Intensive insulin treatment, although beneficial for decreasing the risk of diabetic complications, can result in weight gain [25]. The effects of weight gain may be intensified when not accompanied by good glycemic control. It has been postulated that a first-degree family history of T2D, already reported to be higher in Brazilian patients with T1D compared to non-diabetic patients [26], predisposes these patients to a higher risk of weight gain and insulin resistance.

The features of metabolic syndrome that are associated with insulin resistance, which tend to increase with disease progression [27], were found to be risk factors for overt nephropathy and renal injury [13, 14, 2831], due in part to low-grade inflammation and oxidative stress [32]. Patients with T1D can be more susceptible to LDL oxidation in vitro[33] and have higher levels of acute-phase proteins compared to non-diabetic subjects [34].

Higher levels of HDL were found to have a protective effect against the development of albuminuria in long-standing type 1 diabetic patients [35]. However, even when they had normal or slightly high plasma HDL cholesterol levels, type 1 diabetic patients were predisposed to the early development of atherosclerosis because of the loss of the ability of HDL to protect arteries from the inhibition of the endothelium-dependent relaxation induced by oxidized-LDL [36]. Total cholesterol [14] and LDL-cholesterol [13, 20] levels were also associated with the progression to microalbuminuria.

DN is also associated with cardiovascular disease [37], and dyslipidemia is considered a risk factor for both conditions [38]. In addition, cholesterol levels increase as DN progresses and also correlate positively with the rate of fall in the glomerular filtration rate[39].

It should be noted that we can intervene to mitigate many of these factors.
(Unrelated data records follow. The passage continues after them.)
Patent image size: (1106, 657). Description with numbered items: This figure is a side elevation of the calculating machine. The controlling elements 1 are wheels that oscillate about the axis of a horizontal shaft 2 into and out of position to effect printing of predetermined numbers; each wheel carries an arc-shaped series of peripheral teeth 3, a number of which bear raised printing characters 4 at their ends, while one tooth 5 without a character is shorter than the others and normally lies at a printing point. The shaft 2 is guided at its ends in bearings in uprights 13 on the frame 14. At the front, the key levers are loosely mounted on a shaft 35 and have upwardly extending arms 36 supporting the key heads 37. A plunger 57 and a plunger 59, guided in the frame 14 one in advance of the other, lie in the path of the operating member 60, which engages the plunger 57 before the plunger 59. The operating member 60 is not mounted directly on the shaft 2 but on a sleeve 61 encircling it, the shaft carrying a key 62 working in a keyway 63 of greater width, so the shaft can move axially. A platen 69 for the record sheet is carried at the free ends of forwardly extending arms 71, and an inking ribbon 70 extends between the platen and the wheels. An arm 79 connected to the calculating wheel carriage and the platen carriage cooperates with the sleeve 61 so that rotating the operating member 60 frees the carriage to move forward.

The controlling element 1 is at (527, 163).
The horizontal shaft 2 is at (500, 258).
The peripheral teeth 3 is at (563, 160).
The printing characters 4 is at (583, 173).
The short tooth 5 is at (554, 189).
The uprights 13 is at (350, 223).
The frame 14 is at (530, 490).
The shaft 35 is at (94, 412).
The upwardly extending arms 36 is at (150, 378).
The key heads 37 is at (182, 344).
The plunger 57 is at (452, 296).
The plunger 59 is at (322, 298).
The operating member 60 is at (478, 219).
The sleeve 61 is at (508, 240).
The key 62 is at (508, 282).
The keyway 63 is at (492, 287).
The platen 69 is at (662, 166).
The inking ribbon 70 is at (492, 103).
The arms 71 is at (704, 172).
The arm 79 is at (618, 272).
However, the effects of these interventions in affording or delaying the onset of renal injury in these patients must be addressed. Furthermore, microalbuminuria reverts without specific treatment in a significant percentage of patients[40].

These facts are of great importance in deciding the proper time to initiate a specific treatment, particularly because most of the patients are young people of reproductive age.

The limitations of our study include the variable follow-up time and the high number of events. In fact, the final AER levels in those patients who progressed to microalbuminuria were close to the normal range of albuminuria, and this group may have included those patients who spontaneously revert to normoalbuminuria. Family history of hypertension was absent and ethnicity was difficult to characterize in the study population based on ectoscopy or self-report [41], so these data could not be evaluated as risk factors.

Conclusions

Higher BMIs and cholesterol/HDL ratios at a young age increased the risk of developing microalbuminuria in patients with juvenile-onset T1D after a short follow-up. Both risk factors are modifiable and should be identified early. We suggest that weight and lipid profiles must be followed closely in patients with T1D.